Chi-Woo berkata, “Setidaknya letaknya tidak sepenuhnya di sisi yang berlawanan.”
“Itu sama sekali bukan masalahnya.”
“Lalu apa? Apa yang membuatmu tertarik pada tempat ini…”
Lalu Eval Sevaru menggosok matanya dan, sambil menghela napas panjang, berkata, “Itu Sernitas.”
Chi-Woo terdiam sejenak, terkejut hingga tak bisa berkata-kata.
“Jika kita ingin pergi dan memeriksa harta karun yang mungkin ada atau mungkin tidak ada…” Mereka perlu melintasi daerah-daerah di dekat perbatasan serta seluruh wilayah. “Kita harus memasuki wilayah Sernitas.”
Chi-Woo secara naluriah menutup matanya.
** * *
Chi-Woo begadang sepanjang malam. Dengan peta di depannya, ia terj terjebak dalam siklus kekhawatiran dan konflik yang tak berujung.
‘Astaga, dari semua tempat…’ Sudah menjadi masalah besar bahwa mereka harus menyusup ke wilayah musuh terlebih dahulu, tetapi di atas itu semua, itu adalah Sernitas. Faksi ini dianggap yang terkuat di antara empat faksi utama.
‘Ini gila.’ Haruskah dia pergi atau tidak? Akan lebih baik jika intuisinya bisa memberinya jawaban, tetapi kali ini intuisinya diam. Dengan kata lain, dia tidak merasakan apa pun, jadi semakin sulit untuk mengambil keputusan. ‘Haruskah aku menyebarkan informasi ini dan mengorganisir ekspedisi besar-besaran…’ Pikiran ini tiba-tiba terlintas di benaknya, tetapi Chi-Woo menggelengkan kepalanya. Semakin banyak orang bergerak, semakin besar kemungkinan lawan mereka akan menyadarinya. Mustahil bagi Sernitas untuk hanya berdiam diri ketika segerombolan besar pahlawan berdatangan ke perbatasan mereka. Ada kemungkinan 100 persen perang akan pecah.
Jika ia ingin melaksanakan rencana ini, mereka perlu bergerak dalam kelompok kecil. Mereka perlu menyusup ke wilayah Sernitas setenang mungkin dan segera keluar setelah hanya mengambil apa yang mereka butuhkan; hanya dengan cara itulah mereka memiliki peluang untuk berhasil.

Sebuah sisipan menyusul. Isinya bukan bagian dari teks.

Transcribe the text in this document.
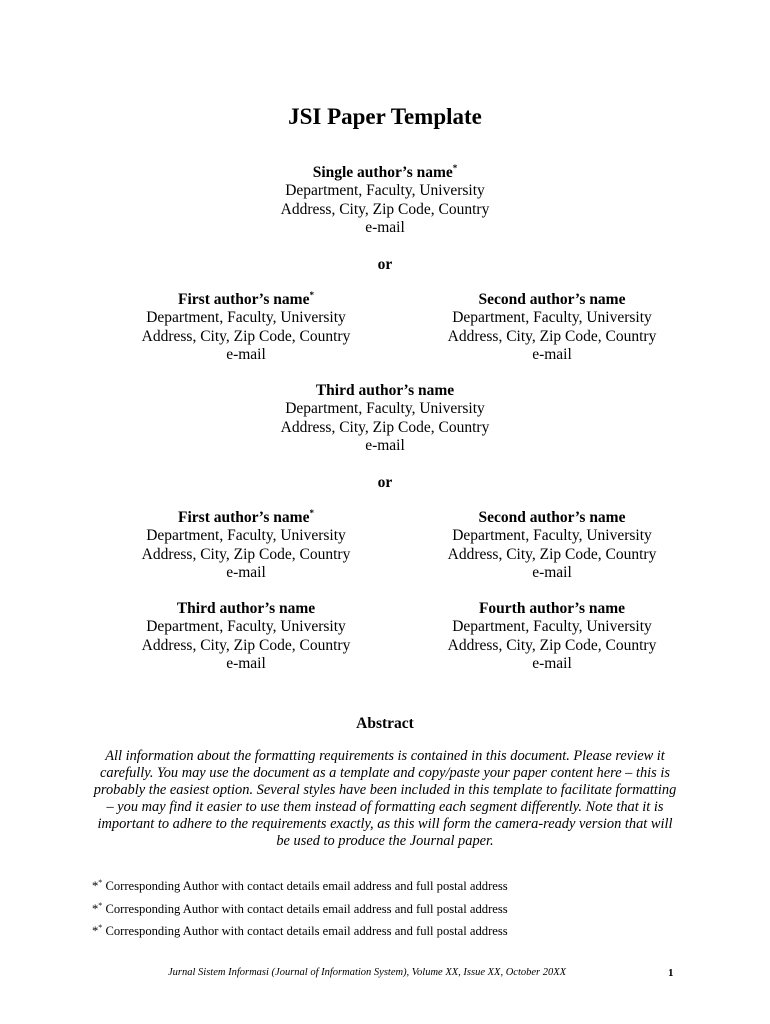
JSI Paper Template
Single author’s name*
Department, Faculty, University
Address, City, Zip Code, Country
e-mail
or
First author’s name*
Department, Faculty, University
Address, City, Zip Code, Country
e-mail
Second author’s name
Department, Faculty, University
Address, City, Zip Code, Country
e-mail
Third author’s name
Department, Faculty, University
Address, City, Zip Code, Country
e-mail
or
First author’s name*
Department, Faculty, University
Address, City, Zip Code, Country
e-mail
Second author’s name
Department, Faculty, University
Address, City, Zip Code, Country
e-mail
Third author’s name
Department, Faculty, University
Address, City, Zip Code, Country
e-mail
Fourth author’s name
Department, Faculty, University
Address, City, Zip Code, Country
e-mail
Abstract
All information about the formatting requirements is contained in this document. Please review it carefully. You may use the document as a template and copy/paste your paper content here – this is probably the easiest option. Several styles have been included in this template to facilitate formatting – you may find it easier to use them instead of formatting each segment differently. Note that it is important to adhere to the requirements exactly, as this will form the camera-ready version that will be used to produce the Journal paper.
** Corresponding Author with contact details email address and full postal address
** Corresponding Author with contact details email address and full postal address
** Corresponding Author with contact details email address and full postal address
Jurnal Sistem Informasi (Journal of Information System), Volume XX, Issue XX, October 20XX	1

Saat fajar menyingsing, Chi-Woo telah mengambil keputusan. Dia akan memanggil semua orang, termasuk para pemimpin tim, dan mendiskusikan masalah ini dengan mereka. Dia akan meminta pendapat semua orang, tetapi hasilnya sudah bisa ditebak. Ru Amuh akan mengatakan bahwa dia akan mengikuti keputusan Chi-Woo, dan Yunael akan sangat ingin pergi apa pun yang terjadi. Lagipula, para pahlawan terbiasa mengambil risiko. Chi-Woo belum mengambil kesimpulan, tetapi pikirannya sudah condong ke satu sisi. Tentu saja, saudaranya akan marah besar jika dia mengetahui hal ini nanti.
‘Aku bisa berhasil dan membalas budinya.’ Chi-Hyun mungkin tidak akan bisa berkata apa-apa jika Chi-Woo beralasan bahwa dia hanya melakukan apa yang diperintahkan. ‘Aku bisa bekerja sama dengan Tuan Ru Amuh setelah sekian lama. Dan Tuan Emmanuel juga.’ Sementara Chi-Woo memutar otak untuk membentuk tim ekspedisi terbaik, dia tiba-tiba menerima tamu tak terduga.
Noel mengunjungi Seven Stars tanpa pemberitahuan apa pun. “Tuan Muda…”
Setelah membaca dokumen yang diberikan wanita itu kepadanya, mata Chi-Woo menyipit. “Ini…?” Lalu dia menatap Noel dengan ekspresi sedikit bingung di wajahnya.
“Dan…mereka meminta saya untuk mengantarkan ini juga.” Noel berdeham dan melanjutkan, “Apakah kamu tidak ingin tahu jalan menuju Asha Dubulola?”